While not full proof, blowout preventers can help to stop blowout from occurring and have made drilling for petroleum safer and more environmentally friendly. Blowout preventers are often abbreviated as BOPs (pronounced B-O-P and not as 'bops' in the industry).
BOPs are mechanical devices and come in two basic types: ram and annular. Modern BOPs often use both mechanisms in tandem to help ensure the reliability of the system. In fact, most BOPs are constructed of at least one annular blowout mechanism atop several ram style mechanisms.
Ram Style Blowout Preventers
Ram blowout preventers were the first to be invented in 1922. Original ram BOPs were not intended to completely seal a well, but rather were intended to reduce the flow of oil to a manageable rate and allow time for capping. The ram BOP is based on the principle of a gate valve and uses two pairs of opposing steal plungers called rams, to restrict flow. The mechanism is simple, when pressure in the well moves from downward (into the well) to upward (out of the well) the rams slam shut like gates and slow or stop the flow of oil. Original rams, called pipe rams, simply sealed off the flow of petroleum around the drill pipe, but did nothing to prevent the flow through the pipe.
Modern ram BOPs use shear rams, which can cut through the drill pipe to completely stop the flow of oil. These ram BOPs rely upon hydraulic systems to provide the force needed to cut through strong metal drill pipe and drill string. To allow for recovery of expensive drill bits, most modern ram BOPs consist of both a shear ram and a pipe ram. The shear ram sits on top of the pipe ram and cuts the drill string to completely seal the well. Below that, the pipe ram is deployed at the same time to capture the drill string and prevent it from falling into the bore hole. This makes eventual recovery of the valuable bit feasible.
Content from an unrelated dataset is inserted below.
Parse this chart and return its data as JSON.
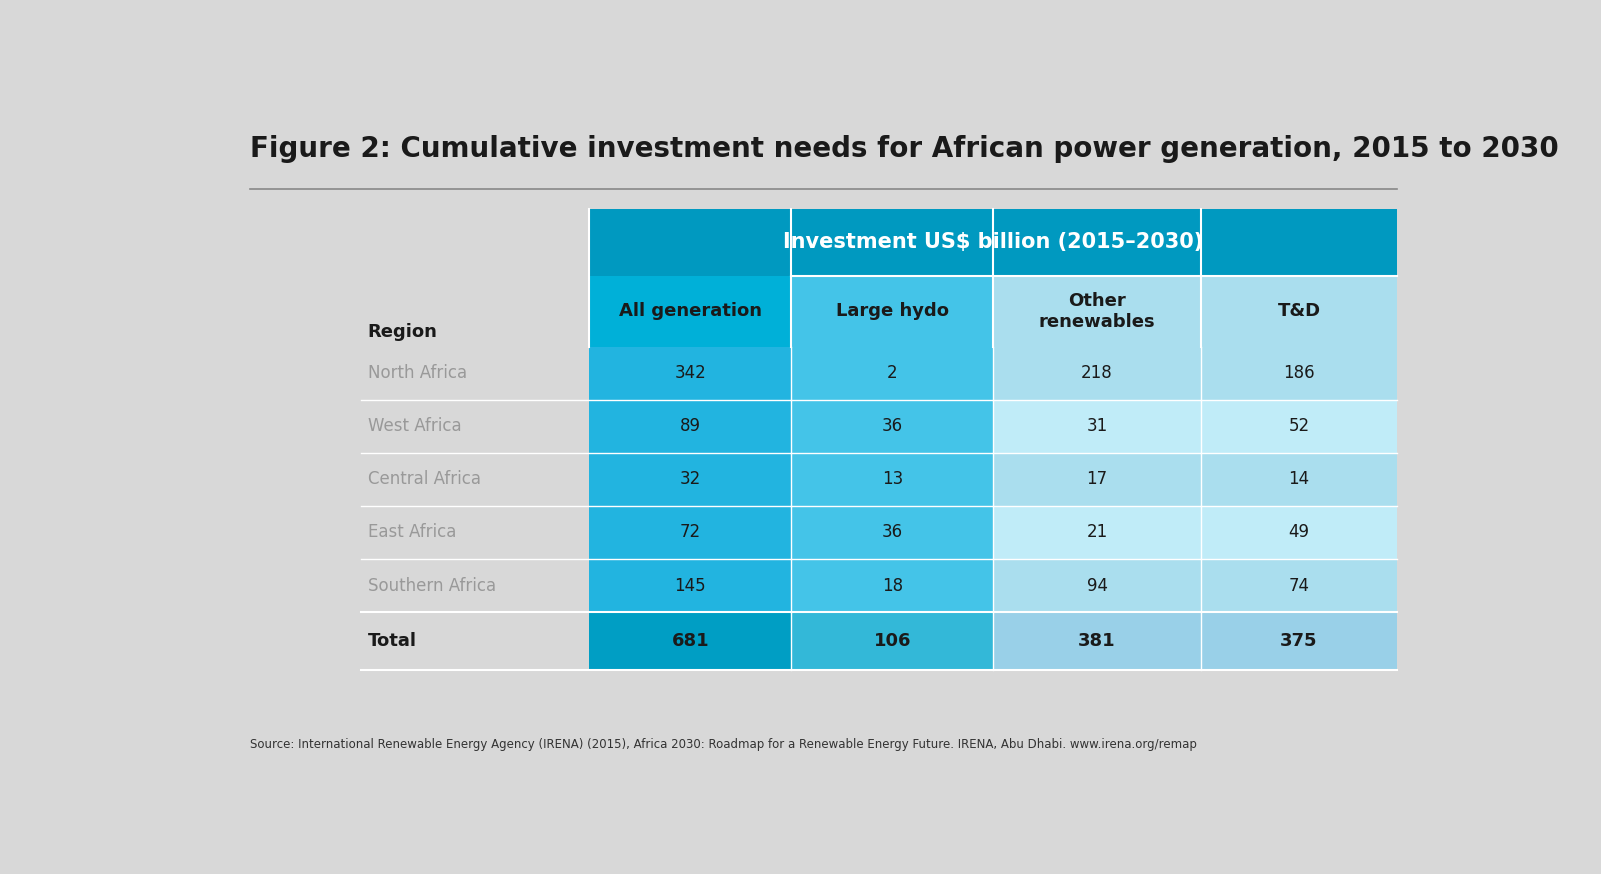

Annular Blowout Preventers
Annular BOPs were invented in 1952 and are often referred to as “Hydrils” after the company that produced them. Annular BOPs use rubber seals to close around the drill string and seal the well without cutting. This allows the drill string and bit to be removed from the well while pressure is maintained and blowout prevented. These BOPs work by forcing flexible rubber rings into tight wedges around the drill pipe and string.Annular BOPs are not as effective as ram BOPs in completely sealing a well. As such, annular BOPs are often stacked on top of ram BOPs to provide several levels of blowout prevention. Annular BOPs necessarily rely upon hydraulic pressure to create and maintain their seals. In some cases, drilling can continue even when an annular BOP has been deployed.